Married With Taxes: Deciding Whether to File Jointly or Separately

Sara Hammarback/freeimages
Sara Hammarback/freeimages

As a married taxpayer, you aren’t limited to filing a joint tax return with your spouse. Depending on your unique tax situation, it may benefit you to file separately. Here’s an overview of the benefits and drawbacks of the filing options available to you.

Married, Filing Separately

In most cases, it isn’t a good idea to use this filing status as a married person. One significant reason is that by filing under this status, you will automatically disqualify yourself from nearly every tax credit, such as the Earned Income Tax Credit (EITC) and the Child Tax Credit, even if you do meet the income guidelines.  You’ll also be facing an additional headache if you do file separately: you’ll have to divide all of your income and expenses on your tax form, which can be tiresome and nerve-wracking if you’re not very detail-oriented or are up against the tax filing deadline.


As with any tax matter, there is always another angle. If your spouse is burdened with a sizable tax debt to which you have no connection, it would be to your advantage  to file separately. Doing so will allow you to not shoulder the burden of your spouse’s tax obligation. Instead, your tax returns would be treated as separate entities.

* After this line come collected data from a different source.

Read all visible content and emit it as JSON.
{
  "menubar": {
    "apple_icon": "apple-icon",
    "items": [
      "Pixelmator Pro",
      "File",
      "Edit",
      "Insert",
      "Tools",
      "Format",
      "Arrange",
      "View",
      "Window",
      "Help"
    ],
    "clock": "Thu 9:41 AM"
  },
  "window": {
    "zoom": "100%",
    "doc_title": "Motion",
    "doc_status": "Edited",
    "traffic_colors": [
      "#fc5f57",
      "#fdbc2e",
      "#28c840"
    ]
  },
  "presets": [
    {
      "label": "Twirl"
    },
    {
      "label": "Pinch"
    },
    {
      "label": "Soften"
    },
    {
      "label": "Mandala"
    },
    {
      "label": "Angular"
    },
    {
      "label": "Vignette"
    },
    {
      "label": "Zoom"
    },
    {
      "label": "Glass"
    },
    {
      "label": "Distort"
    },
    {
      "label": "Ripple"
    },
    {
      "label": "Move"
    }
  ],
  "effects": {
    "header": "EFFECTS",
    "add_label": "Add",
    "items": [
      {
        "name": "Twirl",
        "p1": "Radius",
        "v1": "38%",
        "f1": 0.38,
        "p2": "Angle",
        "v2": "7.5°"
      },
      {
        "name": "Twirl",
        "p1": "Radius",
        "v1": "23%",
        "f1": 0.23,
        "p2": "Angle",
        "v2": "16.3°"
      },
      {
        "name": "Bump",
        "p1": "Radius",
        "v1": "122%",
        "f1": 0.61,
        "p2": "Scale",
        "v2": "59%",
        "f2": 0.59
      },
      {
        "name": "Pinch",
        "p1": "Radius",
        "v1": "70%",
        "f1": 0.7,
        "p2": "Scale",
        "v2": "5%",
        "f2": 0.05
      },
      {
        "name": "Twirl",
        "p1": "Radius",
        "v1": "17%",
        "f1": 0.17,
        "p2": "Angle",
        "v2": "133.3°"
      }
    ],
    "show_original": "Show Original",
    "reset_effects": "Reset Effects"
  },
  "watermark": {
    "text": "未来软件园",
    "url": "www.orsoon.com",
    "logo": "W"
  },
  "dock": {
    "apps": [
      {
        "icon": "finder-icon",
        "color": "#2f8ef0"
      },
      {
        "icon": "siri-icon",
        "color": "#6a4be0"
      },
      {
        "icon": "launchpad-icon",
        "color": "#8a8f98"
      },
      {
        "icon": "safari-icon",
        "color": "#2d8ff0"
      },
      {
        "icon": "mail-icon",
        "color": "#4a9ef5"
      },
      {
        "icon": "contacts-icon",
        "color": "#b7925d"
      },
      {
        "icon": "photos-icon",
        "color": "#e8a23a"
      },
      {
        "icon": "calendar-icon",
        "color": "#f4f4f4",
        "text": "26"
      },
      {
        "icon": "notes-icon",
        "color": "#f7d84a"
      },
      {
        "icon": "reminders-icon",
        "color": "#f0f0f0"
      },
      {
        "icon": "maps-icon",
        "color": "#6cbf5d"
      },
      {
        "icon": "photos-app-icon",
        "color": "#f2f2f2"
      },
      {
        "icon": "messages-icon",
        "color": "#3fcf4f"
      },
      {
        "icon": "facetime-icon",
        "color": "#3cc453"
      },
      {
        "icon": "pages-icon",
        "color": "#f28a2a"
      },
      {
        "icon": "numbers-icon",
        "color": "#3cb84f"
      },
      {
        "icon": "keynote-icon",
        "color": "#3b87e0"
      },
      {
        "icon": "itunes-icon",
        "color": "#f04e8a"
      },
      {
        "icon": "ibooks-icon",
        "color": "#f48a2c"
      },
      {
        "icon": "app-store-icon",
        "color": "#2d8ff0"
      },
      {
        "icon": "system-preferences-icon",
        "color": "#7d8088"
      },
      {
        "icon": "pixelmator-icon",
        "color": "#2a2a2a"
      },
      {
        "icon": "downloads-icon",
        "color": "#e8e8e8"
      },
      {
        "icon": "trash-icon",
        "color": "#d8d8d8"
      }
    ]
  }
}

Benefits of Filing Jointly

If you or your spouse aren’t saddled with a separate tax debt, it would be to your benefit to file your tax returns jointly. The IRS encourages married couples to do so by offering a standard deduction that is twice that single standard deduction. You’ll also be able to claim a higher charitable contribution as a married couple, both of which could reduce your overall tax liability at the end of the year.

As with any tax matter, there is always a caveat, so it’s best for you and your spouse to meet with a qualified tax advisor at least once, especially if this will be your first year of marriage. Your tax advisor can assess your current financial situation, including any back taxes owed by either you or your spouse. From there, you’ll get a plan of action for filing your taxes: separately or jointly as a married couple.

Choosing the appropriate filing status for you is one of the key tax decisions you’ll make as a married person. Know and understand your options, and check in with a tax advisor to get answers to your specific questions. Marriage has its share of joys and headaches. While taxes certainly can’t be counted as one of the joys of marriage, they shouldn’t be a headache, either.